Uit de jurisprudentie van de Hoge Raad moet worden afgeleid dat een oordeel over de deugdelijkheid of ondeugdelijkheid van de vordering gegeven moet worden in het kader van een belangenafweging. In die benadering staat de belangenafweging voorop en is de summierlijke ondeugdelijkheid een aspect in het kader van de belangenafweging. Een afweging van de wederzijdse belangen van de partijen in samenhang met een beoordeling van de (on)deugdelijkheid van de vordering vormt een goed beoordelingskader. Het biedt de rechter immers de ruimte om telkens in de concrete omstandigheden van het geval tot een evenwichtige beslissing te kunnen komen. Indien de vordering onaannemelijk wordt geacht, zal dit doorgaans leiden tot opheffing van het conservatoir beslag. Indien de vordering aannemelijk wordt geacht, zal het beslag doorgaans blijven liggen. Het evenwicht tussen het belang van de beslagene en het belang van de beslaglegger dient gewaarborgd te worden. Zo moet de beslagene niet zonder voldoende grond worden geconfronteerd met voortdurende blokkering van de mogelijkheid om over zijn goederen te kunnen beschikken.

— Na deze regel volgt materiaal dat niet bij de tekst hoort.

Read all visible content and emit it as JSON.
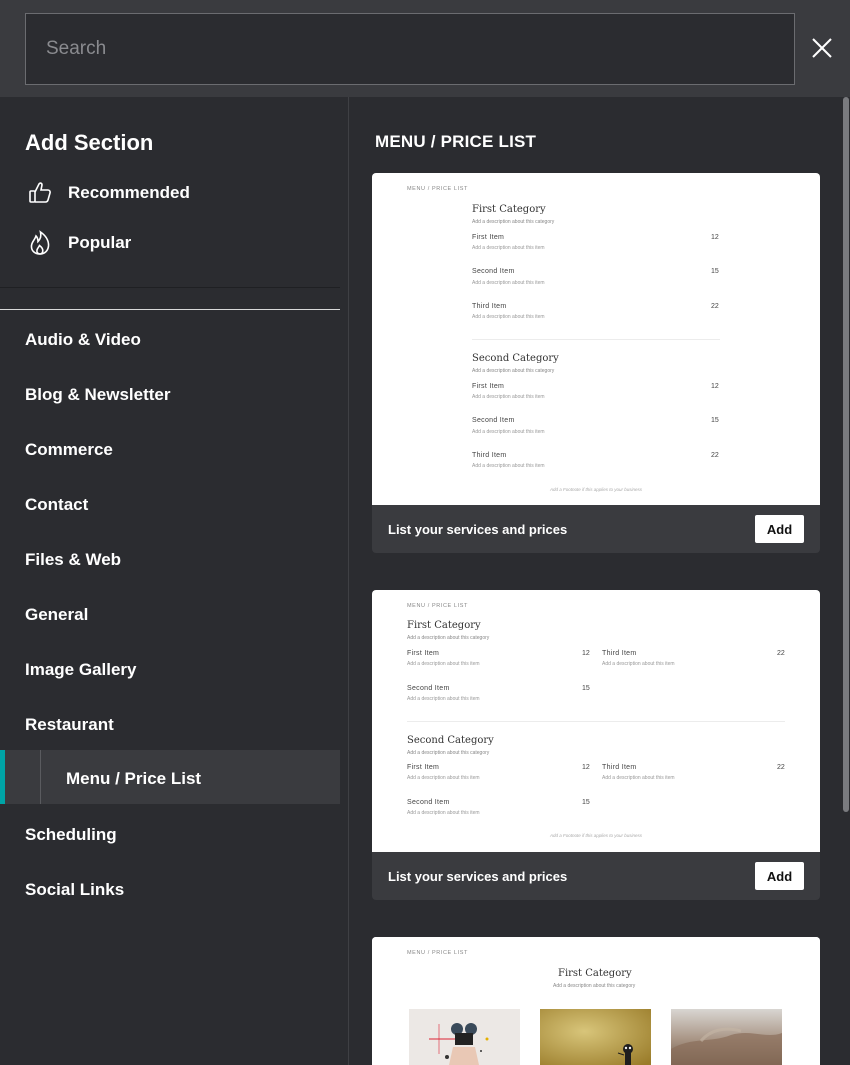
{
  "search": {
    "placeholder": "Search"
  },
  "sidebar": {
    "title": "Add Section",
    "quick": [
      {
        "label": "Recommended",
        "icon": "thumbs-up-icon"
      },
      {
        "label": "Popular",
        "icon": "flame-icon"
      }
    ],
    "categories": [
      "Audio & Video",
      "Blog & Newsletter",
      "Commerce",
      "Contact",
      "Files & Web",
      "General",
      "Image Gallery",
      "Restaurant",
      "Scheduling",
      "Social Links"
    ],
    "active_sub": "Menu / Price List"
  },
  "main": {
    "title": "MENU / PRICE LIST",
    "card_desc": "List your services and prices",
    "add_label": "Add"
  },
  "preview": {
    "tag": "MENU / PRICE LIST",
    "cat1": "First Category",
    "cat2": "Second Category",
    "cat_desc": "Add a description about this category",
    "item1": "First Item",
    "item2": "Second Item",
    "item3": "Third Item",
    "item_desc": "Add a description about this item",
    "price1": "12",
    "price2": "15",
    "price3": "22",
    "footnote": "Add a Footnote if this applies to your business"
  },
  "colors": {
    "accent": "#00a4a6",
    "panel": "#2b2c30",
    "header": "#3a3b3f"
  }
}
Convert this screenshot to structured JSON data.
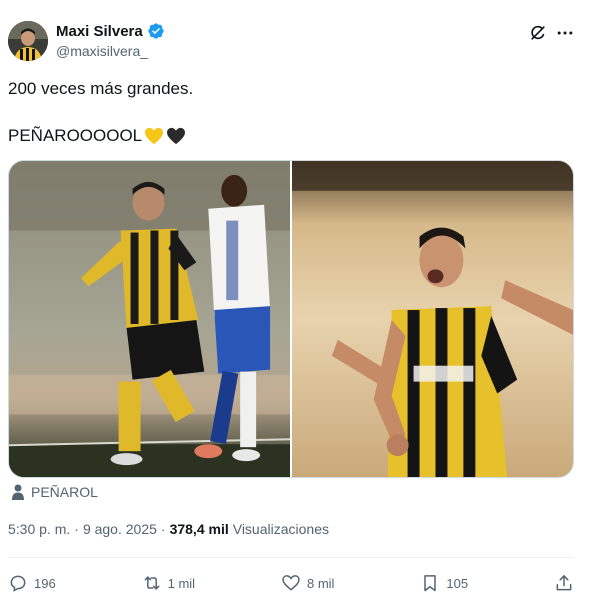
{
  "author": {
    "name": "Maxi Silvera",
    "handle": "@maxisilvera_"
  },
  "tweet": {
    "line1": "200 veces más grandes.",
    "line2": "PEÑAROOOOOL",
    "emojis": [
      "yellow-heart",
      "black-heart"
    ]
  },
  "media": {
    "photos": [
      {
        "alt": "Jugador de Peñarol celebrando un gol"
      },
      {
        "alt": "Jugador de Peñarol gritando el gol"
      }
    ]
  },
  "location": {
    "label": "PEÑAROL"
  },
  "meta": {
    "time": "5:30 p. m.",
    "separator1": "·",
    "date": "9 ago. 2025",
    "separator2": "·",
    "views_count": "378,4 mil",
    "views_label": "Visualizaciones"
  },
  "actions": {
    "replies": "196",
    "reposts": "1 mil",
    "likes": "8 mil",
    "bookmarks": "105"
  },
  "colors": {
    "verified": "#1d9bf0",
    "text_secondary": "#536471",
    "yellow_heart": "#f5c518",
    "black_heart": "#2b2b2b"
  }
}
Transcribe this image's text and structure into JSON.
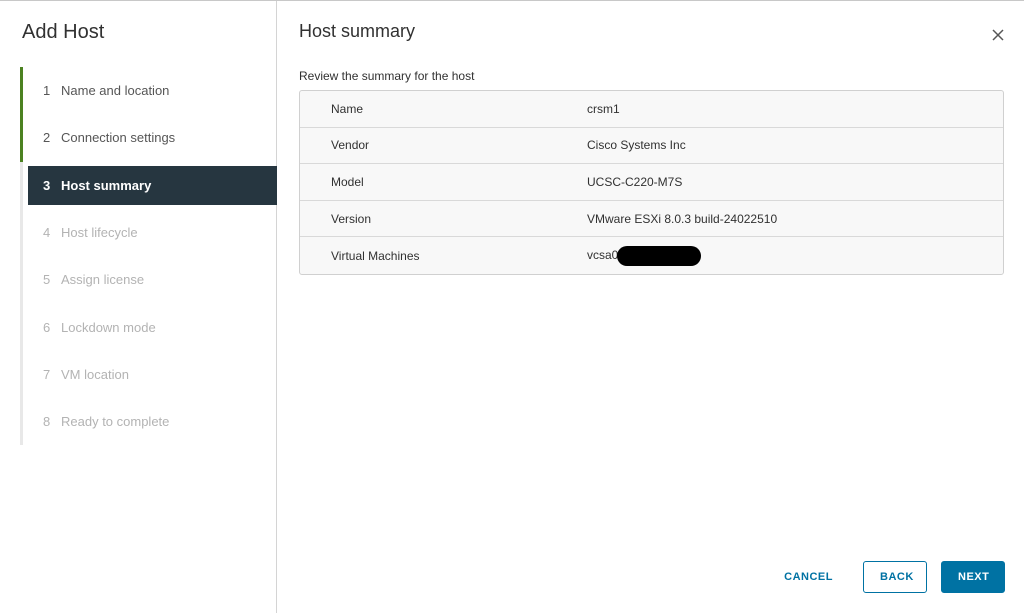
{
  "dialog": {
    "title": "Add Host",
    "close_icon": "close-icon"
  },
  "steps": [
    {
      "num": "1",
      "label": "Name and location",
      "state": "done"
    },
    {
      "num": "2",
      "label": "Connection settings",
      "state": "done"
    },
    {
      "num": "3",
      "label": "Host summary",
      "state": "current"
    },
    {
      "num": "4",
      "label": "Host lifecycle",
      "state": "pending"
    },
    {
      "num": "5",
      "label": "Assign license",
      "state": "pending"
    },
    {
      "num": "6",
      "label": "Lockdown mode",
      "state": "pending"
    },
    {
      "num": "7",
      "label": "VM location",
      "state": "pending"
    },
    {
      "num": "8",
      "label": "Ready to complete",
      "state": "pending"
    }
  ],
  "page": {
    "title": "Host summary",
    "description": "Review the summary for the host"
  },
  "summary": [
    {
      "key": "Name",
      "value": "crsm1"
    },
    {
      "key": "Vendor",
      "value": "Cisco Systems Inc"
    },
    {
      "key": "Model",
      "value": "UCSC-C220-M7S"
    },
    {
      "key": "Version",
      "value": "VMware ESXi 8.0.3 build-24022510"
    },
    {
      "key": "Virtual Machines",
      "value": "vcsa0",
      "redacted": true
    }
  ],
  "footer": {
    "cancel_label": "CANCEL",
    "back_label": "BACK",
    "next_label": "NEXT"
  },
  "colors": {
    "accent": "#0072a3",
    "step_done": "#4c8221",
    "step_current_bg": "#263640"
  }
}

Daartegenover staat het belang van de beslaglegger om niet het risico te lopen achter het net te vissen nadat zijn recht in de bodemprocedure is vastgesteld.

Conclusie

Of een conservatoir beslag moet worden opgeven berust dus op een weging van alle omstandigheden van het geval en zal geheel in het kader van een belangenafweging moeten worden beoordeeld.